De toute manière, l’avenir de l’UE et de la zone euro, de l’économie capitaliste internationale, n’est pas seulement déterminé par les plans des impérialistes, parce que les contradictions ont leur propre dynamique. Aucune des options de gestion bourgeoise ne peut éradiquer la concurrence et les contradictions entre les économies capitalistes, tandis qu’elles entrent en conflit avec les intérêts des travailleurs et des peuples dans tous les États membres de la zone euro.

La crise a mis en évidence encore plus intensément les limites historiques du système capitaliste, plus généralement de sa difficulté à passer à un nouveau cycle de reproduction élargie du capital social. La crise économique prolongée en Grèce est l’expression de tous ces facteurs, dans un pays qui n’est bien sûr pas au sommet du capitalisme mondial ou de l’UE. Même si la classe bourgeoise en Grèce a bénéficié de l’adhésion à l’UE, en même temps, la gestion fiscale de la crise s’est révélée plus difficile dans les conditions de l’Union monétaire et du contrôle fiscal interétatique.

La classe bourgeoise grecque a d’abord bénéficié du renversement contre-révolutionnaire dans les pays voisins des Balkans et de l’adhésion à l’UE, et elle a réalisé une importante accumulation de capital et des exportations de capitaux sous forme d’investissements directs qui ont contribué au renforcement des entreprises et des monopoles grecs. Les exportations de capitaux se sont également étendues à d’autres pays.
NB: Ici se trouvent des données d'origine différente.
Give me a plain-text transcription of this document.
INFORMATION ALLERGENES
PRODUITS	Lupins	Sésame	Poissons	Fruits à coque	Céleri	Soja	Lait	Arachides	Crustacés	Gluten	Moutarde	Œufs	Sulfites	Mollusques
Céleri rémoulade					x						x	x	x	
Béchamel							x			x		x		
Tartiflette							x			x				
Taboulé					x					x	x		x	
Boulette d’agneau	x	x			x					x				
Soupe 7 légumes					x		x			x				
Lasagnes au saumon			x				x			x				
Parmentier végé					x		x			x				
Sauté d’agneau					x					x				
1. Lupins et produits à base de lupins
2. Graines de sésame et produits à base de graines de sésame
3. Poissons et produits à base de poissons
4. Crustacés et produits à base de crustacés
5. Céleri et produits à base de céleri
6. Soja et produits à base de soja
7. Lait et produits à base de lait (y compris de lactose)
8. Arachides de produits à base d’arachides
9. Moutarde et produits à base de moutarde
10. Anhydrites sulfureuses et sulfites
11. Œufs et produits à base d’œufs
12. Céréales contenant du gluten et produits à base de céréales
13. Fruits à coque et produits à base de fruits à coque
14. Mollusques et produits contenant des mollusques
Elle a participé activement à toutes les interventions et guerres impérialistes, comme celles contre la Yougoslavie, l’Irak, l’Afghanistan, la Libye, etc, et elle a agit comme un membre actif de l’OTAN.

Après l’éclatement de la crise, la situation de l’économie capitaliste grecque s’est détériorée dans le cadre de la zone euro, de l’UE et du système capitaliste international en général, un fait qui n’empêche pas que l’adhésion de la Grèce à la CEE ait servi les sections les plus dynamiques du capital monopoliste national et ait contribué à renforcer son pouvoir politique.

Camarades,
Le projet du KKE s’adresse au peuple et n’a rien à voir avec le changement de monnaie ou la liaison de la drachme avec le dollar, la livre sterling, le yen ou tout autre monnaie. Nous ne choisissons pas entre Charybde et Scylla.

Un parti bourgeois peut adopter la position de se retirer de la zone euro, s’il évalue que des secteurs fondamentaux de la classe bourgeoise peuvent être servis par une monnaie nationale, que la relance pourrait être facilitée par une dévaluation. Ces tendances se sont exprimées lors du référendum britannique, et par les partis créés en Allemagne, ainsi que par les positions anti-UE du parti de Le Pen et d’autres partis populistes d’extrême droite en Europe. Le courant politique du protectionnisme se renforce dans l’ensemble de l’UE et aux États-Unis, avec l’élection de Trump, comme une arme contre le dynamisme de l’économie chinoise et contre le dynamisme de l’économie allemande en Europe.
Dans le même temps, il cohabite avec le courant du cosmopolitisme bourgeois, décoré de rhétorique de gauche. L’extension du « problème grec », par les forces bourgeoises et opportunistes en Grèce, en « problème paneuropéen », s’accompagne de l’idée qu’il ne saurait y avoir de changement au niveau national en faveur du peuple, au-delà de l’alternance de certains gouvernements et de certaines figures ; sans que soient affectées les relations de propriété sur les moyens de production, noyau des relations économiques et politiques. Ces forces veulent empêcher le peuple de lutter pour une autre société, la société socialiste. Elles affirment de façon trompeuse que les choses changeront simultanément en Europe ou mondialement, ou nulle part. La vérité, c’est que les changements commencent dans chaque pays et que leurs résultats ont un impact alors au niveau régional, continental et mondial.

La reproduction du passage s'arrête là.